Entwicklung der Jung'schen Tiefenpsychologie

Der Terminus Tiefenpsychologie wurde von Eugen Bleuler, einem Lehrer Sigmund Freuds, eingeführt. Er geht davon aus, dass unter der Oberfläche des Bewusstseins ein seelisches Leben mit Tiefendimension vorhanden ist. Heute wissen wir aus den Forschungen der Hirnphysiologen, dass die vorbewussten und unbewussten Aktivitäten des seelischen Lebens eigentlicher Hintergrund der bewussten Ereignisse und Verhaltensweisen sind.

Lange Zeit wurde der Begriff »komplexe Psychologie« für die Jung'sche Psychologie verwendet. Insbesondere Toni Wolff, die 40 Jahre mit Jung zusammenarbeitete, führte diesen als Präsidentin des Psychologischen Clubs in Zürich ein. Auch im universitären Bereich wurde er bevorzugt, da er den theoretischen Aspekt der Lehre Jungs betont. Durchgesetzt hat sich schließlich, in Abgrenzung zur Freud'schen »Psychoanalyse«, der Begriff »Analytische Psychologie«. In ihm klingt mit dem Begriff »analytisch« der therapeutische Aspekt stärker an.

Die Psychoanalytiker, die sich schwerpunktartig an der Analytischen Psychologie C. G. Jungs orientieren, bilden eine relativ kleine Gruppe im Vergleich zu den Freudianern, die den Großteil der psychoanalytischen Psychotherapeuten in Deutschland stellen.

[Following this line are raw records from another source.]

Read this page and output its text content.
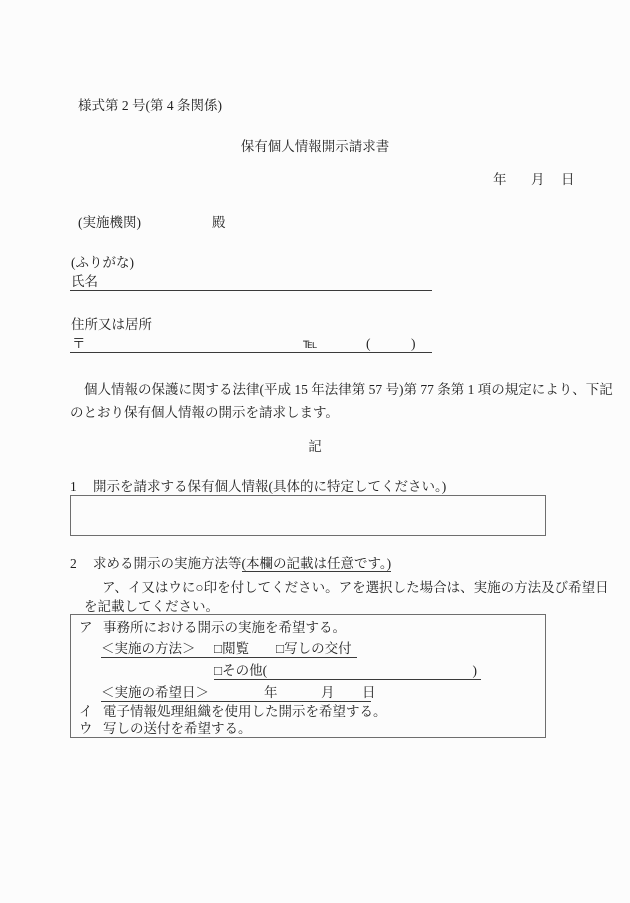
様式第 2 号(第 4 条関係)
保有個人情報開示請求書
年 月 日
(実施機関)	殿
(ふりがな)
氏名
住所又は居所
〒	℡	(　　　)
個人情報の保護に関する法律(平成 15 年法律第 57 号)第 77 条第 1 項の規定により、下記
のとおり保有個人情報の開示を請求します。
記
1 開示を請求する保有個人情報(具体的に特定してください。)
2 求める開示の実施方法等(本欄の記載は任意です。)
ア、イ又はウに○印を付してください。アを選択した場合は、実施の方法及び希望日
を記載してください。
ア 事務所における開示の実施を希望する。
＜実施の方法＞ □閲覧 □写しの交付
□その他(	)
＜実施の希望日＞	年	月 日
イ 電子情報処理組織を使用した開示を希望する。
ウ 写しの送付を希望する。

Aus den Anfängen der Schule C. G. Jungs in Zürich entstand eine weltweit organisierte internationale Gesellschaft, in der mittlerweile Jung-Institute aus ca. 40 Ländern weltweit organisiert sind. Wenn auch die Anzahl der Jungianer vergleichsweise klein ist, so ist doch der Einfluss auf das tiefenpsychologische Denken ganz allgemein nicht zu unterschätzen. Der Wissensschatz der Jung'schen Psychologie ist eben nicht nur in der tiefenpsychologischen Psychotherapie wirksam, sondern wird von vielen Menschen als Lebenshilfe und als Impulsgeber auf dem Individuationsweg in Anspruch genommen.

Zudem wirkt das Denken der Analytischen Psychologie in vielen kulturellen, gesellschaftlichen sowie wissenschaftlichen Zusammenhängen. Beispiele hierfür sind das Symbolverstehen in der bildenden Kunst, der Literatur und Musik sowie das Verständnis des Phänomens Religion. In verschiedenen Wissenschaften wirken Jungs Hypothesen anregend und herausfordernd. So zum Beispiel fordert Jungs Konzept der Synchronizität schon lange zum wissenschaftlichen Diskurs heraus.

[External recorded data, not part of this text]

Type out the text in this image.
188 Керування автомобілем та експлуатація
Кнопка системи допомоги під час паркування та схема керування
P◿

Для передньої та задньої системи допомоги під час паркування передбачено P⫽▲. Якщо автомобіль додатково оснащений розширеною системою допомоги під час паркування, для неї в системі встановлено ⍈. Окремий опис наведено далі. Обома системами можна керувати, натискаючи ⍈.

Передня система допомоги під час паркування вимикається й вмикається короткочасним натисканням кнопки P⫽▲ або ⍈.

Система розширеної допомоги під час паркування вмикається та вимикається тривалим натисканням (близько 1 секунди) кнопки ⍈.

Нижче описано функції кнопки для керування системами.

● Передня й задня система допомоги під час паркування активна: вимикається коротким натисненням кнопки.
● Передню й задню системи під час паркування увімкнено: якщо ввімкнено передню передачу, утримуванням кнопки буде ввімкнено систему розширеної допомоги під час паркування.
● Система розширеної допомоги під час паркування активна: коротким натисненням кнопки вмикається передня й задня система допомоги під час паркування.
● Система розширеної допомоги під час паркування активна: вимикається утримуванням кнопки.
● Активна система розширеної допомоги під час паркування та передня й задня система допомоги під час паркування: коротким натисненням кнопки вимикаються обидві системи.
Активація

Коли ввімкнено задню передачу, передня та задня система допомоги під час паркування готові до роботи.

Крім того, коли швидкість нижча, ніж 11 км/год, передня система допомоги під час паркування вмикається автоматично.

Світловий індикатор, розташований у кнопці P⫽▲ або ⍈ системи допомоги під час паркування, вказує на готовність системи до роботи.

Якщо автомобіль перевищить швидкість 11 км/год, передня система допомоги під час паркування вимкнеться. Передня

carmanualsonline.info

Nach Jungs Tod hat sich in den vergangenen 50 Jahren die Analytische Psychologie stetig weiterentwickelt. In den 1980er Jahren werden von Andrew Samuels verschiedene Schulrichtungen beschrieben (vgl. Samuels, 1985). Die Konzepte Jungs fordern zu einer kontinuierlichen Weiterentwicklung heraus. Da es keine festgelegte, »reine« Lehre gibt, ist es meines Erachtens für jeden eine persönliche Herausforderung, die Konzepte zu verstehen bzw. sich auf den Weg zu machen, eine eigene Sichtweise zu entwickeln.